Abnormal aggregates can only be formed if the tau protein is released from its sites of binding.83 In AD
patients, tau protein is present in a pathological, BIBF 1120 chemical structure hyperphosphorylated form. Incidentally, tau pathology can also be observed in other neurodegenerative diseases, but differs from tau pathology in AD patients Inhibitors,research,lifescience,medical at the molecular level.84 Tau protein was quantified in the CSF under the hypothesis that it is released extracellularly as a result of the neurodegenerative process. The methods initially available analyzed all forms of tau regardless of their phosphorylation status at specific epitopes, ie, total tau protein (t-tau). Around 50 studies have been conducted to date with some 5000 patients and controls, and have Inhibitors,research,lifescience,medical all demonstrated an increase in the concentration of t-tau in AD patients by approximately 300% compared with nondemented elderly subjects, and a systematic increase in the concentration with age was observed in the control groups.85,86 The sensitivity and specificity levels were between 80% and Inhibitors,research,lifescience,medical 90% for t-tau as well.77 In subjects younger than 50 years, the concentrations in the CSF are usually lower than 300 pg/mL, in subjects younger than 70 years lower than 450 pg/mL, and in the over 70s lower than 500 pg/mL,78 Both t-tau and Aβ42 were already significantly altered in subjects with mild cognitive impairment (MCI)
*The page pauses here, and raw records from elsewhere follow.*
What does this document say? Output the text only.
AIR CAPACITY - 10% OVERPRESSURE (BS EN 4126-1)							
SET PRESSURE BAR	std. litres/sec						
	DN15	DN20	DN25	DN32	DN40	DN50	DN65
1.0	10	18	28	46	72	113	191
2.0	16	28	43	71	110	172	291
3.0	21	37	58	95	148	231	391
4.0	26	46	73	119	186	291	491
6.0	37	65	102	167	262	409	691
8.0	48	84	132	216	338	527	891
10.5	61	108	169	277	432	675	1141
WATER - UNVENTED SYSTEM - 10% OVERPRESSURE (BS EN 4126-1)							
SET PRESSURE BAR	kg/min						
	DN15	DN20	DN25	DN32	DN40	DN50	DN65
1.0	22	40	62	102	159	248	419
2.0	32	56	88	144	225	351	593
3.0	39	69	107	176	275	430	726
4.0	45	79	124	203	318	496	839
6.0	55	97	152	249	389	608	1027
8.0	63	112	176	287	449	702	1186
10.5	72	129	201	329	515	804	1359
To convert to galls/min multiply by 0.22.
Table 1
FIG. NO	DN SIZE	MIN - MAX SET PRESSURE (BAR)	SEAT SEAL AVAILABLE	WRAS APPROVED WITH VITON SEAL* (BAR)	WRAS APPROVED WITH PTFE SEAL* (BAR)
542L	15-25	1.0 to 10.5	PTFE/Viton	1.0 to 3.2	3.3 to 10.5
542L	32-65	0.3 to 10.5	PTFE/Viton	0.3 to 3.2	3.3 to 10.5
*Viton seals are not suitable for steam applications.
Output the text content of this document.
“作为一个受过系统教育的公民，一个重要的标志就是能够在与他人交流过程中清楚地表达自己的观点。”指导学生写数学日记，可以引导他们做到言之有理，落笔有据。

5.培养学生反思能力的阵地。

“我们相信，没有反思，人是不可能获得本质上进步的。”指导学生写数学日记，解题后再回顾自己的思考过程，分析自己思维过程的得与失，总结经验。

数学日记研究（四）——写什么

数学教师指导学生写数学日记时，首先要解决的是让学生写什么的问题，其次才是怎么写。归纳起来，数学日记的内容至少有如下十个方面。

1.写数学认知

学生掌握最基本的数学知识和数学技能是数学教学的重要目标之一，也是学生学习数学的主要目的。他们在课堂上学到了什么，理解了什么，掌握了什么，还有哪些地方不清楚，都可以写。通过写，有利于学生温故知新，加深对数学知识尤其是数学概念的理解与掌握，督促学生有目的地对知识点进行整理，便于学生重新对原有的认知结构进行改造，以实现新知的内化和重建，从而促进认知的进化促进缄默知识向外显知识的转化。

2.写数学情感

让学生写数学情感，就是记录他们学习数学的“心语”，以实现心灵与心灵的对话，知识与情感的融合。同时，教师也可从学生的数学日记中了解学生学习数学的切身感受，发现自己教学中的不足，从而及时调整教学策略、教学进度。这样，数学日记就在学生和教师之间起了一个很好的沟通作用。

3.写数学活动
who are at increased risk of AD Inhibitors,research,lifescience,medical over time.87 Although the AD group could be differentiated from healthy controls of the same age – with a sensitivity of 85% and a specificity of 86% – using a combination of the two markers, the differential diagnosis (classification) between AD and other primary degenerative dementias was unsatisfactory (sensitivity = 85%, specificity = 58%).79 Inhibitors,research,lifescience,medical Therefore, more specific biomarkers were sought. Hyperphosphorylated tau protein (p-tau) Approximately 30 phosphorylation epitopes have been detected in AD. Around 1999, the first methods were published and demonstrated concentrations of hyperphosphorylated tau protein in the CSF. Most of ADP ribosylation factor these studies
to date have investigated tau protein hyperphosphorylated at threonine 231 (p-tau231P) and at threonine 181 (p-taul81P), and a few results have been obtained for serine 199 (p-taul99P). A correlation with neurofibrillary neocortical pathology was demonstrated for p-tau231P in the CSF,88 but not for p-taul81P.89 Single studies are available on other epitopes as well. An increase in p-tau has consistently been found in the CSF of AD patients compared with controls. Around 20 studies have been conducted on some 2000 patients and controls with sensitivity and specificity levels of between 80% and 90% . Differences have certainly been observed between the individual p-tau subtypes in distinguishing between the groups.